Calls for a new labeling system of animal products in Australia have been rejected in line with welfare standards.

The Australian Competition and Consumer Commission (ACCC) denied the certification trademark (CTM) application for ‘certified humane’ labels.

This was partially because it ruled this would mislead consumers.

‘Humane’ labeling rejected

US-based Humane Farm Animal Care made the CTM application, in hopes of bringing the label to Australia. The firm claims to work towards improving the lives of farm animals with strict standards.

However, it was rejected following intervention from animal rights organizations including PETA Australia.

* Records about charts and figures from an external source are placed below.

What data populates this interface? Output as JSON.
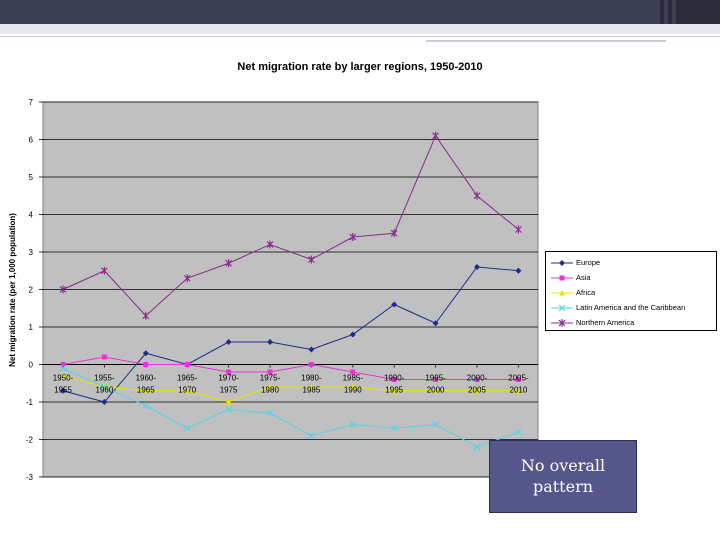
{
  "slide": {
    "callout_text": "No overall\npattern"
  },
  "chart_data": {
    "type": "line",
    "title": "Net migration rate by larger regions, 1950-2010",
    "ylabel": "Net migration rate (per 1,000 population)",
    "xlabel": "",
    "ylim": [
      -3,
      7
    ],
    "yticks": [
      7,
      6,
      5,
      4,
      3,
      2,
      1,
      0,
      -1,
      -2,
      -3
    ],
    "ytick_labels": [
      "7",
      "6",
      "5",
      "4",
      "3",
      "2",
      "1",
      "0",
      "-1",
      "-2",
      "-3"
    ],
    "grid": true,
    "legend_position": "right",
    "categories": [
      "1950-1955",
      "1955-1960",
      "1960-1965",
      "1965-1970",
      "1970-1975",
      "1975-1980",
      "1980-1985",
      "1985-1990",
      "1990-1995",
      "1995-2000",
      "2000-2005",
      "2005-2010"
    ],
    "category_lines": [
      [
        "1950-",
        "1955"
      ],
      [
        "1955-",
        "1960"
      ],
      [
        "1960-",
        "1965"
      ],
      [
        "1965-",
        "1970"
      ],
      [
        "1970-",
        "1975"
      ],
      [
        "1975-",
        "1980"
      ],
      [
        "1980-",
        "1985"
      ],
      [
        "1985-",
        "1990"
      ],
      [
        "1990-",
        "1995"
      ],
      [
        "1995-",
        "2000"
      ],
      [
        "2000-",
        "2005"
      ],
      [
        "2005-",
        "2010"
      ]
    ],
    "series": [
      {
        "name": "Europe",
        "color": "#1f2d8a",
        "marker": "diamond",
        "values": [
          -0.7,
          -1.0,
          0.3,
          0.0,
          0.6,
          0.6,
          0.4,
          0.8,
          1.6,
          1.1,
          2.6,
          2.5
        ]
      },
      {
        "name": "Asia",
        "color": "#e633d8",
        "marker": "square",
        "values": [
          0.0,
          0.2,
          0.0,
          0.0,
          -0.2,
          -0.2,
          0.0,
          -0.2,
          -0.4,
          -0.4,
          -0.4,
          -0.4
        ]
      },
      {
        "name": "Africa",
        "color": "#e6e600",
        "marker": "triangle",
        "values": [
          -0.3,
          -0.6,
          -0.7,
          -0.7,
          -1.0,
          -0.6,
          -0.6,
          -0.6,
          -0.7,
          -0.7,
          -0.7,
          -0.7
        ]
      },
      {
        "name": "Latin America and the Caribbean",
        "color": "#55d4e4",
        "marker": "x",
        "values": [
          -0.1,
          -0.6,
          -1.1,
          -1.7,
          -1.2,
          -1.3,
          -1.9,
          -1.6,
          -1.7,
          -1.6,
          -2.2,
          -1.8
        ]
      },
      {
        "name": "Northern America",
        "color": "#8a2a8a",
        "marker": "star",
        "values": [
          2.0,
          2.5,
          1.3,
          2.3,
          2.7,
          3.2,
          2.8,
          3.4,
          3.5,
          6.1,
          4.5,
          3.6
        ]
      }
    ]
  }
}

‘For consumers, the term humane conjures up images of animals enjoying happy lives and enduring minimal suffering during the slaughter process.

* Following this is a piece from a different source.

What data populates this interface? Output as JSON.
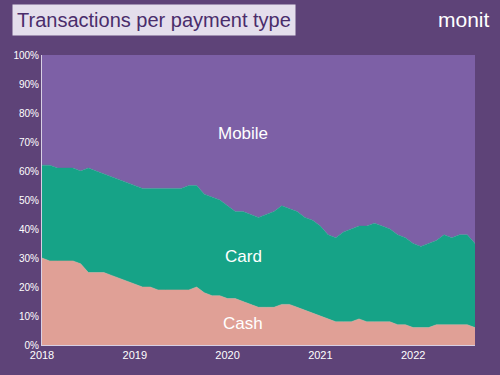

‘However, even if welfare guidelines were strictly followed, these idyllic visions wouldn’t align with the reality of contemporary animal agriculture’, PETA claim.

In response to the application, PETA outlined how ‘no process’ of slaughter is ever ‘humane’.

Currently, welfare standards include the trimming of hens’ beaks so they don’t peck each other, as well as cramped cages for farmed pigs.

Welfare standards

The ACCC rejected the CTM partially due to fears consumers would be mislead. Australian producers have to meet welfare standards already, it claimed.

Upon making its final decision, the organization outlined that Australian consumers have ‘particular’ regard to animal welfare and that ‘humane’ treatment of animals was too difficult to define.

‘Consumers may incorrectly assume that produce that does not bear any mark may not have been produced humanely. Even though producers may have met strict animal welfare requirements’, it added in a statement.